Your company may charge for meals on company premises and give you an option to accept or decline the meals. However, by law, the IRS must disregard the charge and option factors in determining whether meals that you buy are furnished for noncompensatory business reasons. If such business reasons exist, the convenience-of-employer test is satisfied. If such reasons do not exist, the value of the meals may be tax free as a de minimis benefit; otherwise, the value of the meal subsidy provided by the employer is taxable.
Where your employer provides meals on business premises at a fixed charge that is subtracted from your pay whether you accept the meals or not, the amount of the charge is excluded from your taxable pay. If the meal is provided for the employer’s convenience, the value of the meals received is also tax free. If it is not provided for the employer’s convenience, the value is taxable whether it exceeds or is less than the amount charged.
Lodging is necessary for you to perform your job properly, as where you are required to be available for duty at all times. The IRS may question the claim that you are required to be on 24-hour duty. For example, at one college, rent-free lodgings were provided to teaching and administrative staff members, maintenance workers, dormitory parents who supervised and resided with students, and an evening nurse. The IRS ruled that only the lodgings provided to the dorm parents and the nurse met the tax-free lodging tests because, for the convenience of the college, they had to be available after regular school hours to respond to emergencies.

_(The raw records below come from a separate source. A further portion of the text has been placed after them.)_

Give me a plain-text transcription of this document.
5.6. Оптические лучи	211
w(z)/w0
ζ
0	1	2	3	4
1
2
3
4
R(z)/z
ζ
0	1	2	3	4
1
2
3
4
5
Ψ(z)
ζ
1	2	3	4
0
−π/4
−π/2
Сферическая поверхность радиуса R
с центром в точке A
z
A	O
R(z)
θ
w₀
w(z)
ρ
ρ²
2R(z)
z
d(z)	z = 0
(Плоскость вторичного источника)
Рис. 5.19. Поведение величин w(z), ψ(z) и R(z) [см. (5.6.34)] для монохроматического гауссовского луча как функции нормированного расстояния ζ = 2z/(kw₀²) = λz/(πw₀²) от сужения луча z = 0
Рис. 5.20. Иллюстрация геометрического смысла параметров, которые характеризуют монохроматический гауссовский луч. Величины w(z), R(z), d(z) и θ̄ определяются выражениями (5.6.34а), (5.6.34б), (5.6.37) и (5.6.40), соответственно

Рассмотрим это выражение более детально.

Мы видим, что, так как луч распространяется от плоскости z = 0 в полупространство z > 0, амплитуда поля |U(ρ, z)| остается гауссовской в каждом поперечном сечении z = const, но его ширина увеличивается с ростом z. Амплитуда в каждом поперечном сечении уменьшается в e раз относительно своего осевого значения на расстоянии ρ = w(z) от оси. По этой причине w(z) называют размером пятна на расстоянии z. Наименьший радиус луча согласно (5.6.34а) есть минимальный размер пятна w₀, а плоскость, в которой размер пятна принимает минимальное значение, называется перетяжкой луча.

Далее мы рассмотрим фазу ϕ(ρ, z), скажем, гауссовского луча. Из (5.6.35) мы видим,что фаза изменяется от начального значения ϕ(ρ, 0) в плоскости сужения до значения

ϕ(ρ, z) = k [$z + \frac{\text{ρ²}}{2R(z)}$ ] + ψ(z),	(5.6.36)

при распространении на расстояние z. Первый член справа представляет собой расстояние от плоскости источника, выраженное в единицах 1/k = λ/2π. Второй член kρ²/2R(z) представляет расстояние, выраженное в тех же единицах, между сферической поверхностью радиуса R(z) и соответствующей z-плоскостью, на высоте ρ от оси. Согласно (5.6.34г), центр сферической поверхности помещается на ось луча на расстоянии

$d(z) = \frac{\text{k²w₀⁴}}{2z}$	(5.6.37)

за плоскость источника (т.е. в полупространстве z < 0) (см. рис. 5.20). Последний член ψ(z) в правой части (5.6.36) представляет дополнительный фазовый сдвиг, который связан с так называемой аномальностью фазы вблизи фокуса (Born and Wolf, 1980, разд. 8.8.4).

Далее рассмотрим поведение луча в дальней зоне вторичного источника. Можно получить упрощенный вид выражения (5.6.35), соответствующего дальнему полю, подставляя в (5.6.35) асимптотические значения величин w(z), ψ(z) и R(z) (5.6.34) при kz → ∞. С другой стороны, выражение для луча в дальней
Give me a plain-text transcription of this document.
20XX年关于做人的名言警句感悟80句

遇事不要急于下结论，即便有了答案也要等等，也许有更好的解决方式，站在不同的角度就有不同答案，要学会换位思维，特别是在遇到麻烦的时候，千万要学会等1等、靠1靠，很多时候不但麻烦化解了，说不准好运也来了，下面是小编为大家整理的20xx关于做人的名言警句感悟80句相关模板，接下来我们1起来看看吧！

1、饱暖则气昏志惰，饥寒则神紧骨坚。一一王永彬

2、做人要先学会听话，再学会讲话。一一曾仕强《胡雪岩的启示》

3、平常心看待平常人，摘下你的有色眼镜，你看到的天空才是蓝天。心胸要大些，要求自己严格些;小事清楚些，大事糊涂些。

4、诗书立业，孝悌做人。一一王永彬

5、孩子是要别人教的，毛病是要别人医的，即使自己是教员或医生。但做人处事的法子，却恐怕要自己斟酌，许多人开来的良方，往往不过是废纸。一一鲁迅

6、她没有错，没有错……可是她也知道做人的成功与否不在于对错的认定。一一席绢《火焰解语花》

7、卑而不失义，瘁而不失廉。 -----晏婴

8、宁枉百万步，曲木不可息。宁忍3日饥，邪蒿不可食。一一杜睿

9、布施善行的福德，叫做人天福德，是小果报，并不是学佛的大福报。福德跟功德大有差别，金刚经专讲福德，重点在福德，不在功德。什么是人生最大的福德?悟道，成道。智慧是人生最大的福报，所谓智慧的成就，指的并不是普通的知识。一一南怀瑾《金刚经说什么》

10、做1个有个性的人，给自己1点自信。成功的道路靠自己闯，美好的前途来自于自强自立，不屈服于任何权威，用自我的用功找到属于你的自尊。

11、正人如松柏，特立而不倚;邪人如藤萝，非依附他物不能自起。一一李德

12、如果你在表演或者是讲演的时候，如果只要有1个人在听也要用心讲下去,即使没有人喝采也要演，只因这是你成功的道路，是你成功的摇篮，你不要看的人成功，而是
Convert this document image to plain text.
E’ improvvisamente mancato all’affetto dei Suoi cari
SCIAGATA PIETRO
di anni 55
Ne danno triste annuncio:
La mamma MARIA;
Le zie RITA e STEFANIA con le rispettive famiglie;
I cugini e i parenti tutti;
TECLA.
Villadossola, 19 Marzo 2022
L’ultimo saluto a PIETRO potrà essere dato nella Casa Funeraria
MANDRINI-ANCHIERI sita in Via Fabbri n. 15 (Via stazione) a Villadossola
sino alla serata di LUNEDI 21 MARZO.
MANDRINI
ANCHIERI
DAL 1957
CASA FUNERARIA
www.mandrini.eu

If you are given the choice of free lodging at your place of employment or a cash allowance, the lodging is not considered to be a condition of employment, and its value is taxable.
If the lodging qualifies as tax free, so does the value of employer-paid utilities such as heat, electricity, gas, water, sewerage, and other utilities. Where these services are furnished by the employer and their value is deducted from your salary, the amount deducted is excluded from taxable wages on Form W-2. But if you pay for the utilities yourself, you may not exclude their cost from your income.
An employer may furnish unprepared food, such as groceries, rather than prepared meals. Courts are divided on whether the value of the groceries is excludable from income. One court allowed an exclusion for the value of nonfood items, such as napkins and soap– as well as for groceries– furnished to a doctor who ate at his home on the hospital grounds so that he would be available for emergencies.
Teachers and other employees (and their spouses and dependents) of an educational institution, including a state university system or academic health center, do not have to pay tax on the value of school-provided lodging if they pay a minimal rent. The lodging must be on or near the campus. The minimal required rent is the smaller of: (1) 5% of the appraised value of the lodging; or (2) the average rental paid for comparable school housing by persons who are neither employees nor students. Appraised value must be determined by an independent appraiser and the appraisal must be reviewed annually.